If the coordinates of vertices of a triangle is always rational then the triangle cannot be

To solve the problem, we need to analyze the area of a triangle whose vertices have rational coordinates. ### Step-by-Step Solution: 1. **Understanding the Coordinates**: Let the vertices of the triangle be \( A(x_1, y_1) \), \( B(x_2, y_2) \), and \( C(x_3, y_3) \). Given that all coordinates \( x_1, y_1, x_2, y_2, x_3, y_3 \) are rational numbers. **Hint**: Remember that rational numbers can be expressed as the ratio of two integers. 2. **Area of the Triangle**: The area \( A \) of the triangle formed by these vertices can be calculated using the formula: \[ A = \frac{1}{2} \left| x_1(y_2 - y_3) + x_2(y_3 - y_1) + x_3(y_1 - y_2) \right| \] Since \( x_1, y_1, x_2, y_2, x_3, y_3 \) are all rational, the expression inside the absolute value will also be rational. **Hint**: The area formula involves rational operations (addition, subtraction, multiplication) which will yield a rational result if all inputs are rational. 3. **Rational Area Calculation**: Thus, the area \( A \) is a rational number because it is half of a rational number, which is still rational. **Hint**: Dividing a rational number by 2 still results in a rational number. 4. **Considering Special Cases**: Now, consider the case of an equilateral triangle.
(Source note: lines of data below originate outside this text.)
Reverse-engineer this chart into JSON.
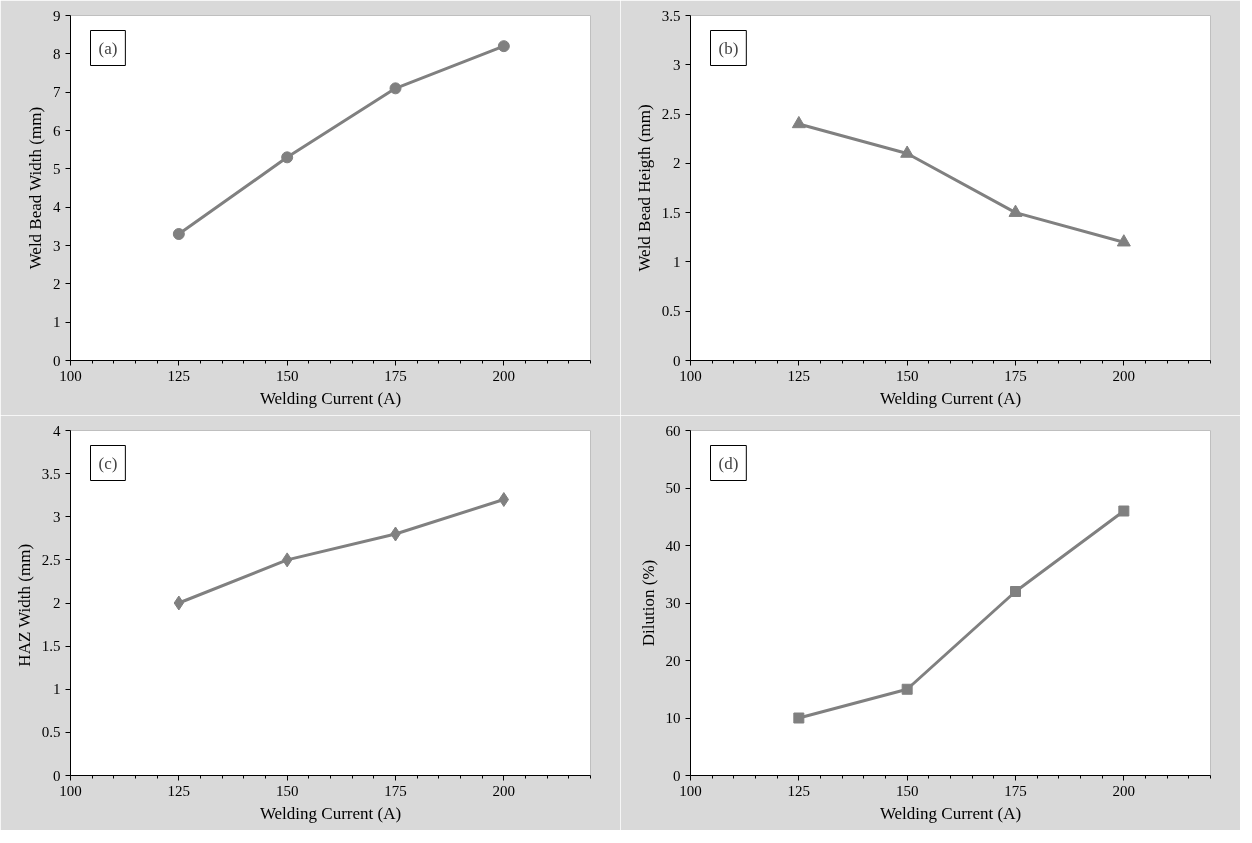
{
  "chart_data": [
    {
      "type": "line",
      "x": [
        125,
        150,
        175,
        200
      ],
      "values": [
        3.3,
        5.3,
        7.1,
        8.2
      ],
      "color": "#808080",
      "marker": "circle",
      "xlabel": "Welding Current (A)",
      "ylabel": "Weld Bead Width (mm)",
      "annotations": [
        "(a)"
      ],
      "xlim": [
        100,
        220
      ],
      "xticks": [
        100,
        125,
        150,
        175,
        200
      ],
      "ylim": [
        0,
        9
      ],
      "yticks": [
        0,
        1,
        2,
        3,
        4,
        5,
        6,
        7,
        8,
        9
      ],
      "grid": false
    },
    {
      "type": "line",
      "x": [
        125,
        150,
        175,
        200
      ],
      "values": [
        2.4,
        2.1,
        1.5,
        1.2
      ],
      "color": "#808080",
      "marker": "triangle",
      "xlabel": "Welding Current (A)",
      "ylabel": "Weld Bead Heigth (mm)",
      "annotations": [
        "(b)"
      ],
      "xlim": [
        100,
        220
      ],
      "xticks": [
        100,
        125,
        150,
        175,
        200
      ],
      "ylim": [
        0,
        3.5
      ],
      "yticks": [
        0,
        0.5,
        1,
        1.5,
        2,
        2.5,
        3,
        3.5
      ],
      "grid": false
    },
    {
      "type": "line",
      "x": [
        125,
        150,
        175,
        200
      ],
      "values": [
        2.0,
        2.5,
        2.8,
        3.2
      ],
      "color": "#808080",
      "marker": "diamond",
      "xlabel": "Welding Current (A)",
      "ylabel": "HAZ  Width (mm)",
      "annotations": [
        "(c)"
      ],
      "xlim": [
        100,
        220
      ],
      "xticks": [
        100,
        125,
        150,
        175,
        200
      ],
      "ylim": [
        0,
        4
      ],
      "yticks": [
        0,
        0.5,
        1,
        1.5,
        2,
        2.5,
        3,
        3.5,
        4
      ],
      "grid": false
    },
    {
      "type": "line",
      "x": [
        125,
        150,
        175,
        200
      ],
      "values": [
        10,
        15,
        32,
        46
      ],
      "color": "#808080",
      "marker": "square",
      "xlabel": "Welding Current (A)",
      "ylabel": "Dilution (%)",
      "annotations": [
        "(d)"
      ],
      "xlim": [
        100,
        220
      ],
      "xticks": [
        100,
        125,
        150,
        175,
        200
      ],
      "ylim": [
        0,
        60
      ],
      "yticks": [
        0,
        10,
        20,
        30,
        40,
        50,
        60
      ],
      "grid": false
    }
  ]
}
The area of an equilateral triangle with side length \( a \) is given by: \[ A = \frac{\sqrt{3}}{4} a^2 \] Here, \( \sqrt{3} \) is an irrational number. If \( a \) is rational, then \( a^2 \) is rational, but multiplying by \( \sqrt{3} \) results in an irrational area. **Hint**: Identify that the presence of \( \sqrt{3} \) in the area formula indicates that the area cannot be rational if the triangle is equilateral. 5. **Conclusion**: Since we established that the area of a triangle with rational vertices is rational, and the area of an equilateral triangle is irrational when its sides are rational, we conclude that a triangle with all rational vertices cannot be an equilateral triangle. **Final Answer**: The triangle cannot be an equilateral triangle.